В обличии многих славных провинциальных и не провинциальных мастеров сцены продолжал жить на ней беспокоящий умы артист, превращенный в благородного мелодраматического героя. Буйным защитником справедливости, щедро отдающим свой талант, сердце, деньги людям, смело выступающим против условности окружающего общества, ставшим жертвой его интриг и собственных страстей представал в пьесе Куликова главный герой. По всем законам мелодраматического жанра образ Яковлева был в ней насыщен приподнятой патетикой. Но за ходульностью приемов мелодрамы, написанной человеком, дружившим с семейством Каратыгиных, проглядывали и истинные, взятые из жизни черты.
Трагедия одинокого, стоящего выше других, охваченного болью за людей и раздираемого собственными противоречиями человека была основной творческой темой Яковлева. Таким был и он сам.
Сценические его создания не поддавались аналитическому препарированию. О художниках, подобных ему, позже поэт Аполлон Григорьев напишет:
«Если несколько раз вы приходите в театр с твердо принятой решимостью не давать над собой воли артисту… если… уступите обаянию сценическому, если вы, несмотря на все ваши усилия, потрясены порывом, измучены представляемым… отрекитесь от анализа, отрекитесь хоть в этом случае от своего самолюбивого я…»
Таких актеров, каким был Яковлев, в разное время называли по-разному: субъективными, стихийными, актерами-исповедниками, актерами нутра или самовыражения. И за всеми этими терминологическими обозначениями непременно вставало еще одно, понимаемое уже не в специфическом узкостилевом, а в более широком человеческом смысле: романтик.
Но что такое романтизм в таком — более широком, чем литературное направление, смысле?

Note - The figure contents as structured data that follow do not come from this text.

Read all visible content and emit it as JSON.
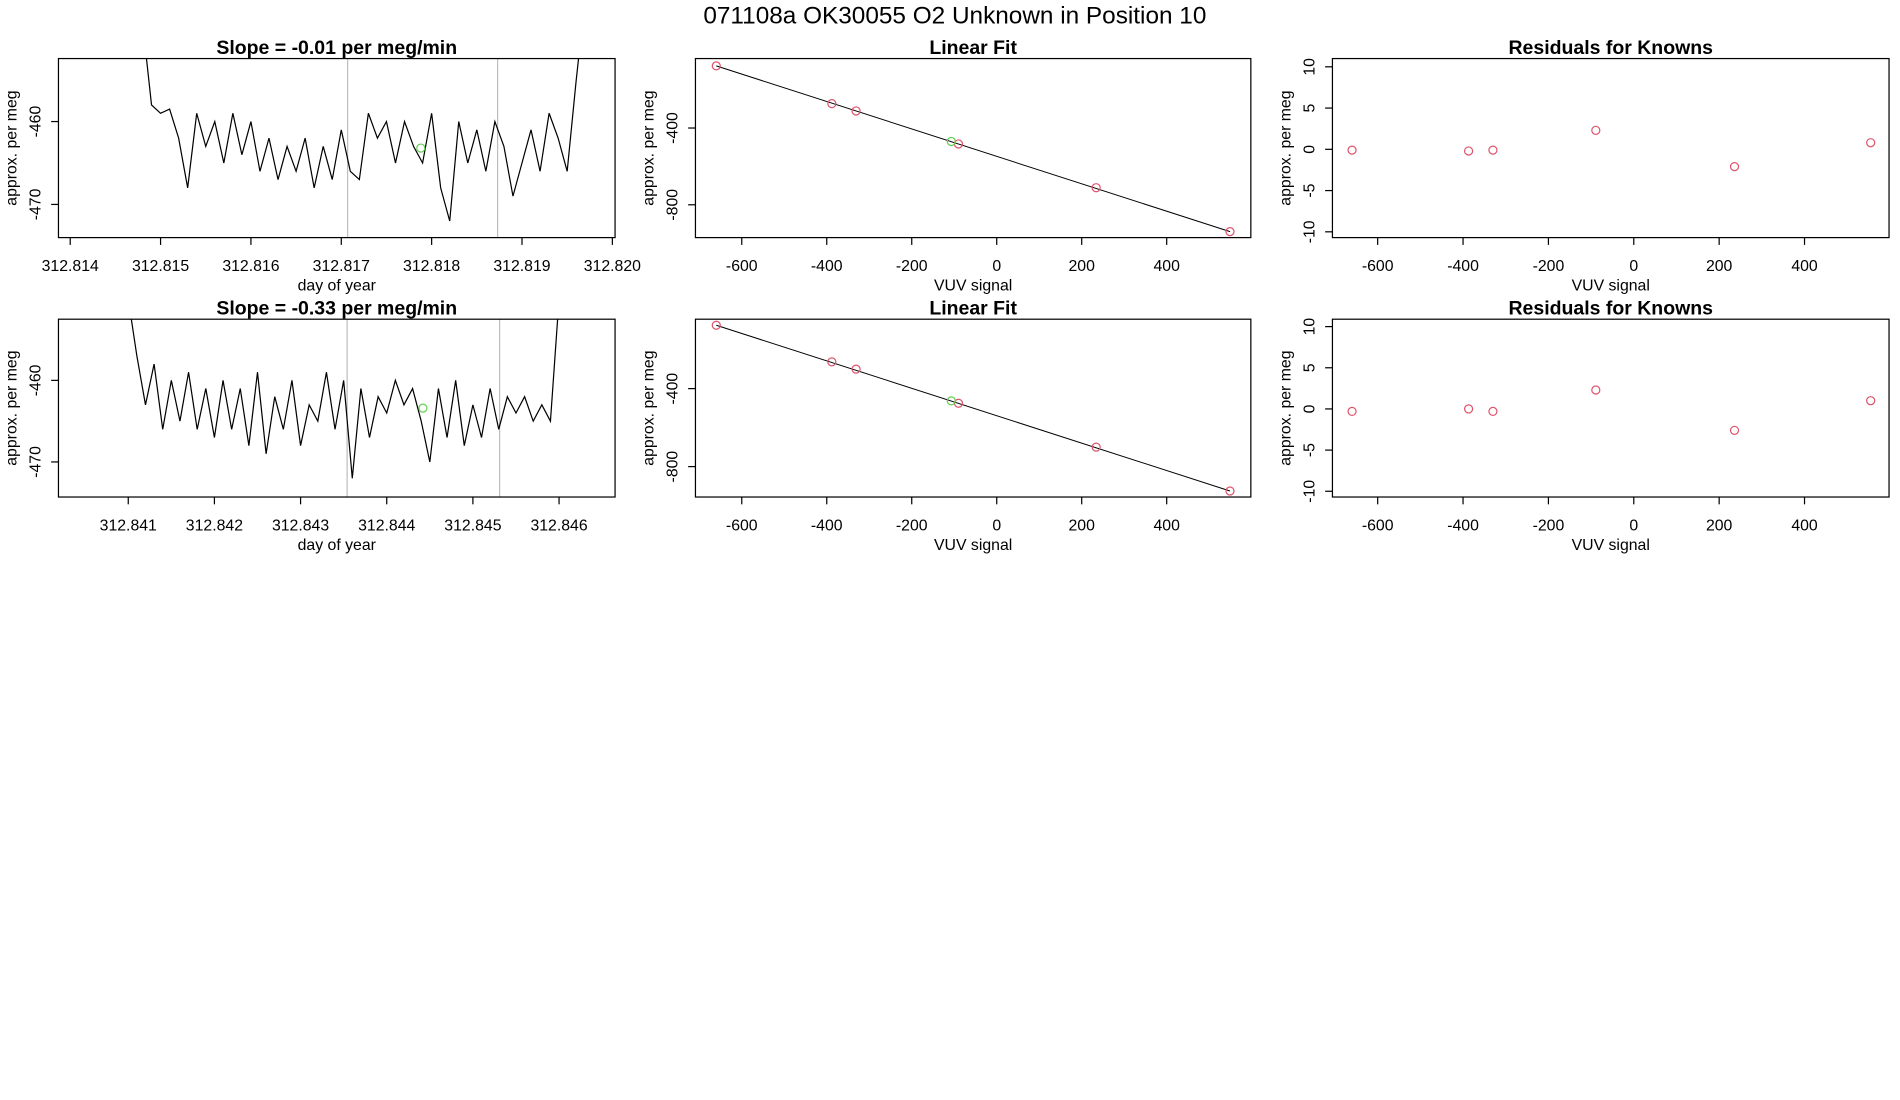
{
  "title": "071108a     OK30055   O2 Unknown in Position  10",
  "chart_data": [
    {
      "type": "line",
      "title": "Slope =  -0.01  per meg/min",
      "x_label": "day of year",
      "y_label": "approx. per meg",
      "x": [
        312.8148,
        312.8149,
        312.815,
        312.8151,
        312.8152,
        312.8153,
        312.8154,
        312.8155,
        312.8156,
        312.8157,
        312.8158,
        312.8159,
        312.816,
        312.8161,
        312.8162,
        312.8163,
        312.8164,
        312.8165,
        312.8166,
        312.8167,
        312.8168,
        312.8169,
        312.817,
        312.8171,
        312.8172,
        312.8173,
        312.8174,
        312.8175,
        312.8176,
        312.8177,
        312.8178,
        312.8179,
        312.818,
        312.8181,
        312.8182,
        312.8183,
        312.8184,
        312.8185,
        312.8186,
        312.8187,
        312.8188,
        312.8189,
        312.819,
        312.8191,
        312.8192,
        312.8193,
        312.8194,
        312.8195,
        312.8196,
        312.8197
      ],
      "values": [
        -448,
        -458,
        -459,
        -458.5,
        -462,
        -468,
        -459,
        -463,
        -460,
        -465,
        -459,
        -464,
        -460,
        -466,
        -462,
        -467,
        -463,
        -466,
        -462,
        -468,
        -463,
        -467,
        -461,
        -466,
        -467,
        -459,
        -462,
        -460,
        -465,
        -460,
        -463,
        -465,
        -459,
        -468,
        -472,
        -460,
        -465,
        -461,
        -466,
        -460,
        -463,
        -469,
        -465,
        -461,
        -466,
        -459,
        -462,
        -466,
        -455,
        -445
      ],
      "color": "#000000",
      "xlim": [
        312.81387,
        312.82003
      ],
      "ylim": [
        -474,
        -452.4
      ],
      "xticks": [
        312.814,
        312.815,
        312.816,
        312.817,
        312.818,
        312.819,
        {
          "value": 312.82,
          "label": "312.820"
        }
      ],
      "yticks": [
        -460,
        -470
      ],
      "vlines": [
        312.81707,
        312.81873
      ],
      "vline_color": "#bebebe",
      "highlight": {
        "x": 312.81788,
        "y": -463.2,
        "color": "#61d04f"
      }
    },
    {
      "type": "scatter",
      "title": "Linear Fit",
      "x_label": "VUV signal",
      "y_label": "approx. per meg",
      "x": [
        -660,
        -388,
        -331,
        -90,
        234,
        549
      ],
      "values": [
        -76,
        -273,
        -311,
        -483,
        -711,
        -940
      ],
      "color": "#df536b",
      "xlim": [
        -709,
        598
      ],
      "ylim": [
        -971,
        -38
      ],
      "xticks": [
        -600,
        -400,
        -200,
        0,
        200,
        400
      ],
      "yticks": [
        -400,
        -800
      ],
      "highlight": {
        "x": -107,
        "y": -470,
        "color": "#61d04f"
      },
      "fit_line": {
        "x": [
          -660,
          549
        ],
        "y": [
          -76,
          -940
        ]
      }
    },
    {
      "type": "scatter",
      "title": "Residuals for Knowns",
      "x_label": "VUV signal",
      "y_label": "approx. per meg",
      "x": [
        -660,
        -387,
        -330,
        -89,
        236,
        555
      ],
      "values": [
        -0.1,
        -0.2,
        -0.1,
        2.3,
        -2.1,
        0.8
      ],
      "color": "#df536b",
      "xlim": [
        -706,
        598
      ],
      "ylim": [
        -10.7,
        11
      ],
      "xticks": [
        -600,
        -400,
        -200,
        0,
        200,
        400
      ],
      "yticks": [
        10,
        5,
        0,
        -5,
        -10
      ]
    },
    {
      "type": "line",
      "title": "Slope =  -0.33  per meg/min",
      "x_label": "day of year",
      "y_label": "approx. per meg",
      "x": [
        312.841,
        312.8411,
        312.8412,
        312.8413,
        312.8414,
        312.8415,
        312.8416,
        312.8417,
        312.8418,
        312.8419,
        312.842,
        312.8421,
        312.8422,
        312.8423,
        312.8424,
        312.8425,
        312.8426,
        312.8427,
        312.8428,
        312.8429,
        312.843,
        312.8431,
        312.8432,
        312.8433,
        312.8434,
        312.8435,
        312.8436,
        312.8437,
        312.8438,
        312.8439,
        312.844,
        312.8441,
        312.8442,
        312.8443,
        312.8444,
        312.8445,
        312.8446,
        312.8447,
        312.8448,
        312.8449,
        312.845,
        312.8451,
        312.8452,
        312.8453,
        312.8454,
        312.8455,
        312.8456,
        312.8457,
        312.8458,
        312.8459,
        312.846
      ],
      "values": [
        -450,
        -457,
        -463,
        -458,
        -466,
        -460,
        -465,
        -459,
        -466,
        -461,
        -467,
        -460,
        -466,
        -461,
        -468,
        -459,
        -469,
        -462,
        -466,
        -460,
        -468,
        -463,
        -465,
        -459,
        -466,
        -460,
        -472,
        -461,
        -467,
        -462,
        -464,
        -460,
        -463,
        -461,
        -465,
        -470,
        -461,
        -467,
        -460,
        -468,
        -463,
        -467,
        -461,
        -466,
        -462,
        -464,
        -462,
        -465,
        -463,
        -465,
        -450
      ],
      "color": "#000000",
      "xlim": [
        312.84019,
        312.84665
      ],
      "ylim": [
        -474.3,
        -452.5
      ],
      "xticks": [
        312.841,
        312.842,
        312.843,
        312.844,
        312.845,
        312.846
      ],
      "yticks": [
        -460,
        -470
      ],
      "vlines": [
        312.84354,
        312.84531
      ],
      "vline_color": "#bebebe",
      "highlight": {
        "x": 312.84442,
        "y": -463.4,
        "color": "#61d04f"
      }
    },
    {
      "type": "scatter",
      "title": "Linear Fit",
      "x_label": "VUV signal",
      "y_label": "approx. per meg",
      "x": [
        -660,
        -388,
        -331,
        -90,
        234,
        549
      ],
      "values": [
        -75,
        -263,
        -300,
        -475,
        -700,
        -925
      ],
      "color": "#df536b",
      "xlim": [
        -709,
        598
      ],
      "ylim": [
        -956,
        -44
      ],
      "xticks": [
        -600,
        -400,
        -200,
        0,
        200,
        400
      ],
      "yticks": [
        -400,
        -800
      ],
      "highlight": {
        "x": -107,
        "y": -463,
        "color": "#61d04f"
      },
      "fit_line": {
        "x": [
          -660,
          549
        ],
        "y": [
          -75,
          -925
        ]
      }
    },
    {
      "type": "scatter",
      "title": "Residuals for Knowns",
      "x_label": "VUV signal",
      "y_label": "approx. per meg",
      "x": [
        -660,
        -387,
        -330,
        -89,
        236,
        555
      ],
      "values": [
        -0.3,
        0,
        -0.3,
        2.3,
        -2.6,
        1.0
      ],
      "color": "#df536b",
      "xlim": [
        -706,
        598
      ],
      "ylim": [
        -10.7,
        10.9
      ],
      "xticks": [
        -600,
        -400,
        -200,
        0,
        200,
        400
      ],
      "yticks": [
        10,
        5,
        0,
        -5,
        -10
      ]
    }
  ]
}
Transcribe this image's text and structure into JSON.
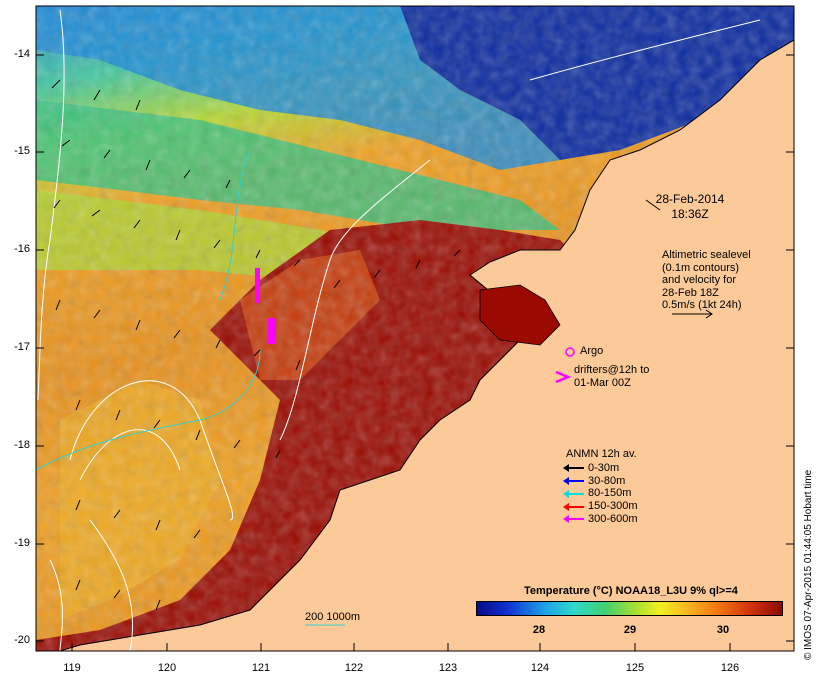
{
  "map": {
    "y_ticks": [
      "-14",
      "-15",
      "-16",
      "-17",
      "-18",
      "-19",
      "-20"
    ],
    "x_ticks": [
      "119",
      "120",
      "121",
      "122",
      "123",
      "124",
      "125",
      "126"
    ],
    "date_line1": "28-Feb-2014",
    "date_line2": "18:36Z",
    "altimetry": {
      "line1": "Altimetric sealevel",
      "line2": "(0.1m contours)",
      "line3": "and velocity for",
      "line4": "28-Feb 18Z",
      "line5": "0.5m/s (1kt 24h)"
    },
    "argo_label": "Argo",
    "drifters_line1": "drifters@12h to",
    "drifters_line2": "01-Mar 00Z",
    "anmn": {
      "title": "ANMN 12h av.",
      "items": [
        {
          "label": "0-30m",
          "color": "#000000"
        },
        {
          "label": "30-80m",
          "color": "#0000ff"
        },
        {
          "label": "80-150m",
          "color": "#00e0e0"
        },
        {
          "label": "150-300m",
          "color": "#ff0000"
        },
        {
          "label": "300-600m",
          "color": "#ff00ff"
        }
      ]
    },
    "colorbar": {
      "title": "Temperature (°C) NOAA18_L3U 9% ql>=4",
      "ticks": [
        "28",
        "29",
        "30"
      ]
    },
    "scale_label": "200  1000m",
    "credit": "© IMOS 07-Apr-2015 01:44:05 Hobart time",
    "colors": {
      "land": "#fcc999",
      "warm": "#9a0a00",
      "cold": "#0a1e9a",
      "contour": "#ffffff"
    }
  }
}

«Сколько я не читал о романтизме, все не то… — утверждал еще Пушкин. — Все имеют у нас самое темное понятие о романтизме». «Вопрос не уяснился, — как бы продолжал мысль Пушкина в 1843 году Белинский, — и романтизм по-прежнему остался таинственным и загадочным предметом». «Формул романтизма дано несколько, — размышлял Горький в двадцатых годах нашего столетия, — но точной, совершенно исчерпывающей формулы… пока еще нет».
«Когда вам будут говорить: „Это романтизм“, — обращалась Цветаева „К детям“ в конце тридцатых годов, — вы спросите: „Что такое романтизм?“ и увидите, что никто не знает; что люди берут в рот (и даже дерутся им! и даже плюются! и запускают вам в лоб!) — слово, смысла которого они не знают. Когда же окончательно убедитесь, что незнают, сами отвечайте бессмертным словом Жуковского: „Романтизм — это душа“».
Словами большого поэта и закончим документальное жизнеописание актера, который и славен был тем, что щедро отдавал и отдал душу людям, сжигая ее перед ними на сценических подмостках.